Time frame: change from baseline to 6 months
Emotion-related Eating (Secondary Mechanistic Outcome)
Change in emotion-related eating as measured by the Coping subscale of the Palatable Eating Motives Scale (PEMS). The Coping subscale is comprised of 4 items rated on a scale from 1 (almost never/never) to 5 (almost always/always), with possible scores ranging from 4-20. Higher scores reflect worse coping/greater emotional eating. Thus, decreases over time reflect improved coping/decreased emotional eating.
Time frame: change from baseline to 6 months
Stress-related Eating (Secondary Mechanistic Outcome)
Change in stress-related eating as measured by two questions about stress-related eating from the MIDUS study. Possible scores range from 2-8. Higher scores reflect worse outcomes/greater eating in response to stress. Thus, decreases over time reflect improved outcomes/decreased stress-related eating.
Time frame: change from baseline to 6 months
Glycemic Control, Using HbA1c
Change in hemoglobin A1c (HbA1c) from baseline to 6 months by study arm
Time frame: change from baseline to 6 months
Fasting Glucose
Change in plasma fasting glucose from baseline to 6 months by study arm
Time frame: change from baseline to 6 months
HOMA-2IR Index of Insulin Resistance (Secondary Clinical Outcome)
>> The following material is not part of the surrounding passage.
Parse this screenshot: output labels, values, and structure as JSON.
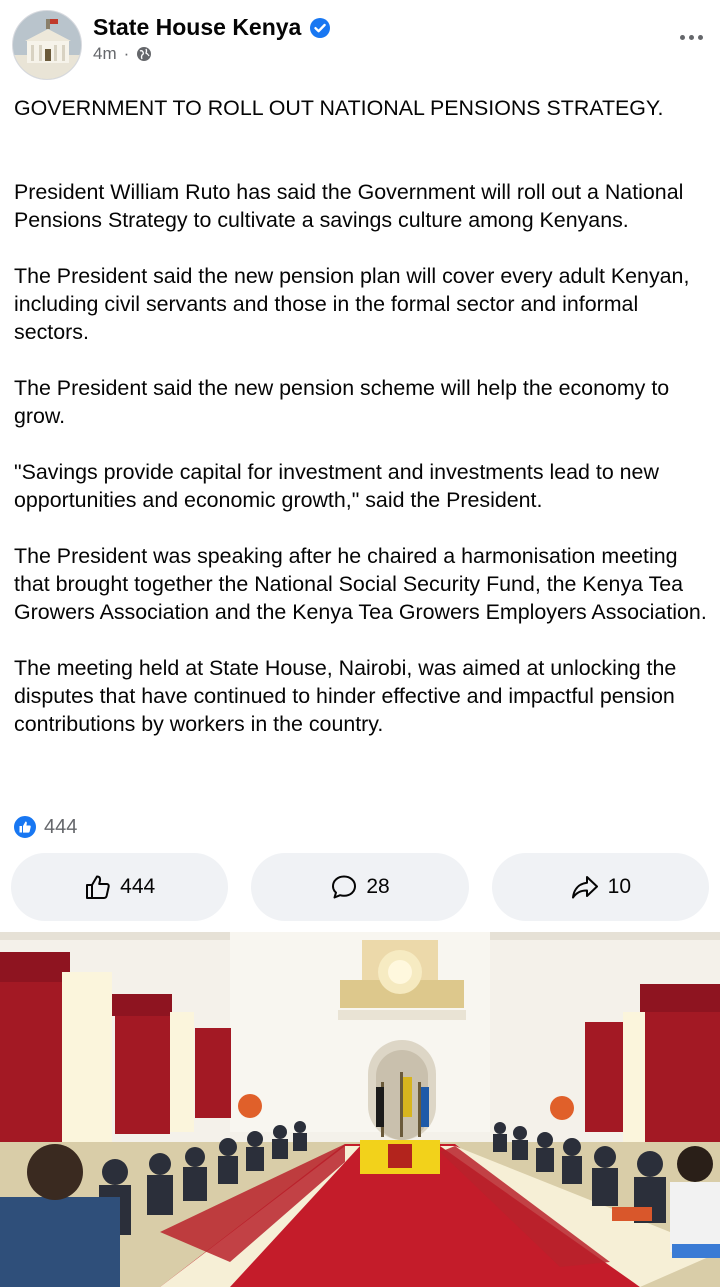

Insulin resistance estimated from the Homeostatic model assessment (HOMA) model 2 index of insulin resistance. The basic formula is: (glucose × insulin) / 22.5, where glucose is measured in mmol/L and insulin in mU/L. The computer assisted re-calibration in model 2 addresses variations in the glucose resistance of the peripheral tissue and liver, increases in the insulin secretion curve for glucose \> 180 mg/dL, and contribution of circulating pro-insulin. Higher values indicate more insulin resistance (worse outcome). The Oxford University HOMA-2IR calculator was used (https://process.innovation.ox.ac.uk/software/p/2112/homa2-calculator/1). HOMA index values \< 2.0 are generally considered normal and indicate adequate sensitivity of cells to insulin. HOMA index values between 2.0 and 2.5 may indicate borderline changes in insulin sensitivity. HOMA index values \> 2.5 clearly indicate insulin resistance.
Time frame: change from baseline to 6 months
Weight Change(Secondary Clinical Outcome)
kilograms
Time frame: change from baseline to 6 months
Adherence to Diet as Measured by Fingerstick Blood Ketones
Adherence to diet as measured by average proportion of fingerstick blood ketones at or above 0.3 mmol/L at 24 weeks.
Time frame: 6 months
Diet Adherence by Mean Grams of Non-fiber Carbohydrate Consumed Per Day
Diet Adherence Between Intervention Arms as Measured by Mean Grams of Non-fiber Carbohydrate Consumed Per Day From 24- Hour Diet Recall
Time frame: change from baseline to 6 months
Perceived Stress
Perceived Stress Scale (PPS-10) total score. Scores can range from 0 to 40 with higher scores indicated greater perceived stress.